Tuesday, April 7, 2026

Something Funny in Dirty Houses

(Originally published 3/17/17)

In the early 1970s, a hipper, more progressive education took hold in St. John’s Catholic grammar school and, I suppose, a lot of other places. I distinctly recall a lecture in the fourth grade about the evils of racial and ethnic stereotyping. Examples of stereotypes were supplied, including one that really hit home: “Italians have dirty houses.” The ten-year-old me valiantly tried to explain to my parents what I learned in school that day. Suffice it to say, Ma and Pa didn’t appreciate the sweeping Italian stereotype. The paternal side of my family—including a grandmother and aunt who lived in a clean apartment a flight of stairs away—were Italian.

Of course, the whole point of the lesson was that stereotypes were unfair and, in most instances, untrue or at least exaggerated. The Italians in my circle, nonetheless, were on the defensive and singled out Irish families they knew with dirty houses. Kingsbridge in the Bronx, where we all called home—in clean and dirty houses alike—was a predominantly Irish neighborhood in those days.

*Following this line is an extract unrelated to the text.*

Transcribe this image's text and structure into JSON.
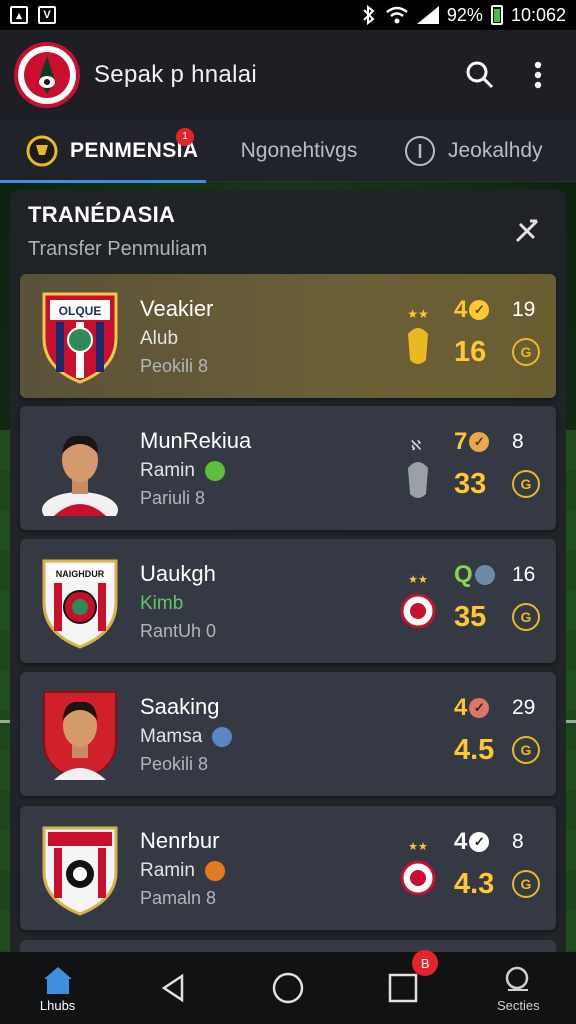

My grandfather opted to settle in an Irish enclave because he didn’t want my grandmother interacting with only the Italian-speaking. He figured she would better learn English kibitzing with the Irish rather than exclusively relying on her native tongue in the company of mostly Italians. My grandfather was a wise man. While my grandmother spoke with a heavy Italian accent, she had a fair command of the English language. To this day, my brothers and I—in what amounts to an affectionate tribute to her—employ certain English phrases that she was wont to employ. When she didn’t like a particular food, my grandmother would say, “No too good,” or “I no like a-too much.” These two patented phrases of hers are on the tip of our tongues nowadays—and they are apropos in describing more than what’s for dinner.

Honestly, I don’t know where the “dirty houses” stereotype originated. Were the educators afraid to address the genuine stereotypes—the ones that all of us were familiar—like Italians are garlic-eating greaseballs in league with organized crime. Funny, but the second example of an ethnic stereotype was: “The Irish drink something funny.” What, pray tell, is that supposed to mean? Irish men and women will freely concede what the abiding stereotype is—and many of them will say it’s not a stereotype at all.

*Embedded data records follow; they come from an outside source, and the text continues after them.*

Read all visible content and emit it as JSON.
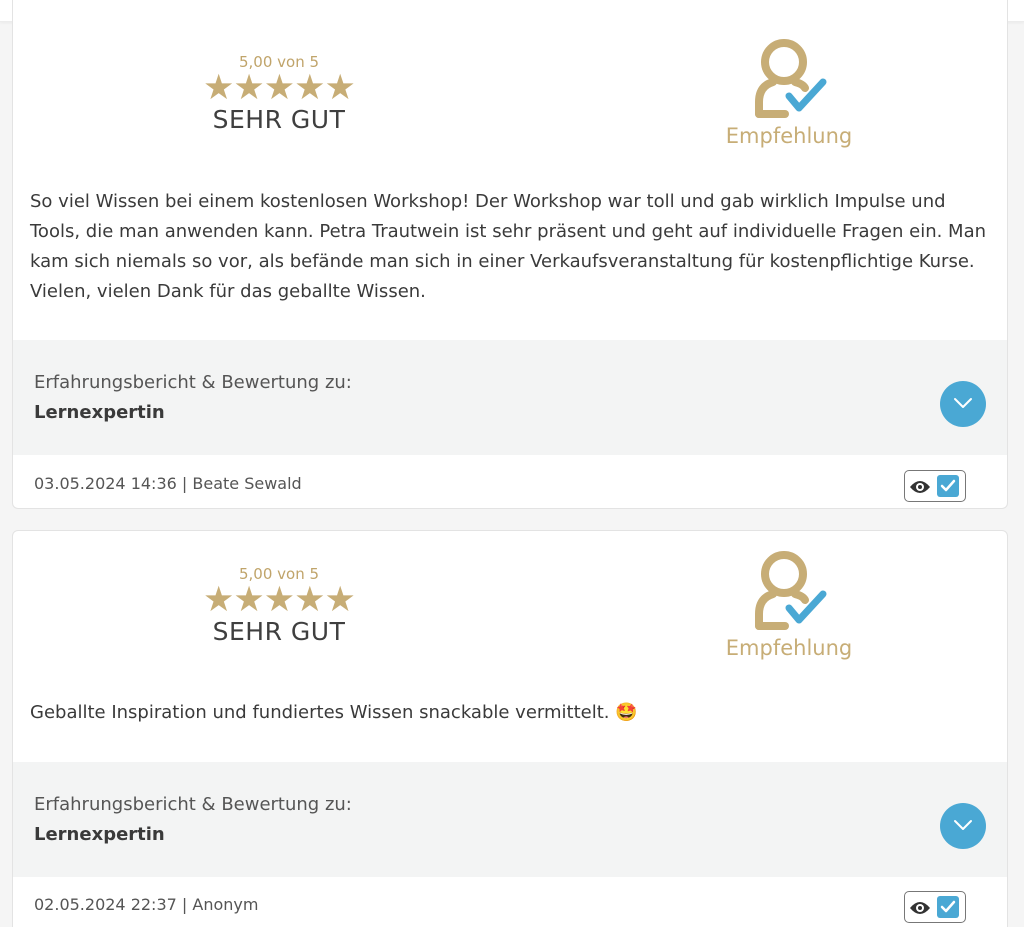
{
  "colors": {
    "accent_gold": "#c7ad76",
    "accent_blue": "#4aa8d4",
    "panel_grey": "#f3f4f4"
  },
  "icons": {
    "stars": "star-icon",
    "recommend": "person-check-icon",
    "expand": "chevron-down-icon",
    "visibility": "eye-icon",
    "checkbox": "checkbox-checked-icon"
  },
  "reviews": [
    {
      "score": "5,00 von 5",
      "stars": "★★★★★",
      "rating_value": 5,
      "verdict": "SEHR GUT",
      "recommend_label": "Empfehlung",
      "text": "So viel Wissen bei einem kostenlosen Workshop! Der Workshop war toll und gab wirklich Impulse und Tools, die man anwenden kann. Petra Trautwein ist sehr präsent und geht auf individuelle Fragen ein. Man kam sich niemals so vor, als befände man sich in einer Verkaufsveranstaltung für kostenpflichtige Kurse. Vielen, vielen Dank für das geballte Wissen.",
      "product_caption": "Erfahrungsbericht & Bewertung zu:",
      "product_name": "Lernexpertin",
      "meta": "03.05.2024 14:36 | Beate Sewald",
      "visible_checked": true
    },
    {
      "score": "5,00 von 5",
      "stars": "★★★★★",
      "rating_value": 5,
      "verdict": "SEHR GUT",
      "recommend_label": "Empfehlung",
      "text": "Geballte Inspiration und fundiertes Wissen snackable vermittelt. 🤩",
      "product_caption": "Erfahrungsbericht & Bewertung zu:",
      "product_name": "Lernexpertin",
      "meta": "02.05.2024 22:37 | Anonym",
      "visible_checked": true
    }
  ]
}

I’ve known a fair share of men and women with drinking problems from a cross-section of ethnicities. My best friend’s Irish mother—who kept quite a neat and clean house, by the way—summed it up best when she said: “The Italians are secret drinkers. The Irish like to make a show of it.” It certainly described my grandfather and father, who preferred to clandestinely imbibe spirits in the comforts of home. My grandfather even made his own wine. He kept gallon jugs of it in the closet, which he would pull out in the evenings after a hard day’s work. I was told that after sampling a few glasses of the grape, he often reached for his harmonica. My grandmother “no like a-too much” this little bit of theater. If all that sounds a little stereotypical—so be it!

Nobody, in fact, laughed harder at Italian stereotypes roles than my father. He loved The Soprano’s. Apart from the Corleones in The Godfather—who had a smattering of nobility amidst the brutality—I never cared much for Italian gangster-themed television shows and movies. And it’s not because I was offended at how Italians were portrayed. I just found the absolute boorishness and wanton violence an unappealing one-two punch.

My mother—whose maternal grandparents came from Austria and spoke German—always decorated our front door for St. Patrick’s Day and, too, made corned beef and cabbage for dinner. When her ancestors first settled in Allentown, Pennsylvania in the early 1900s, my grandmother reported that Irish schoolmates would chant, “You Huns…go back to Germany!” When my grandfather bought his first and only home in Kingsbridge, he had to evict an Irish family to move his family in—and it took more than a year to do so. I’ve been told that said Irish family decreed, “The guineas are taking over.” Now, this family kept a dirty house. The roach infestation that welcomed my grandfather, grandmother, and their offspring is the stuff of legend. And so is the fact that we all lived happily ever after—friends for life regardless of stereotyping and name calling.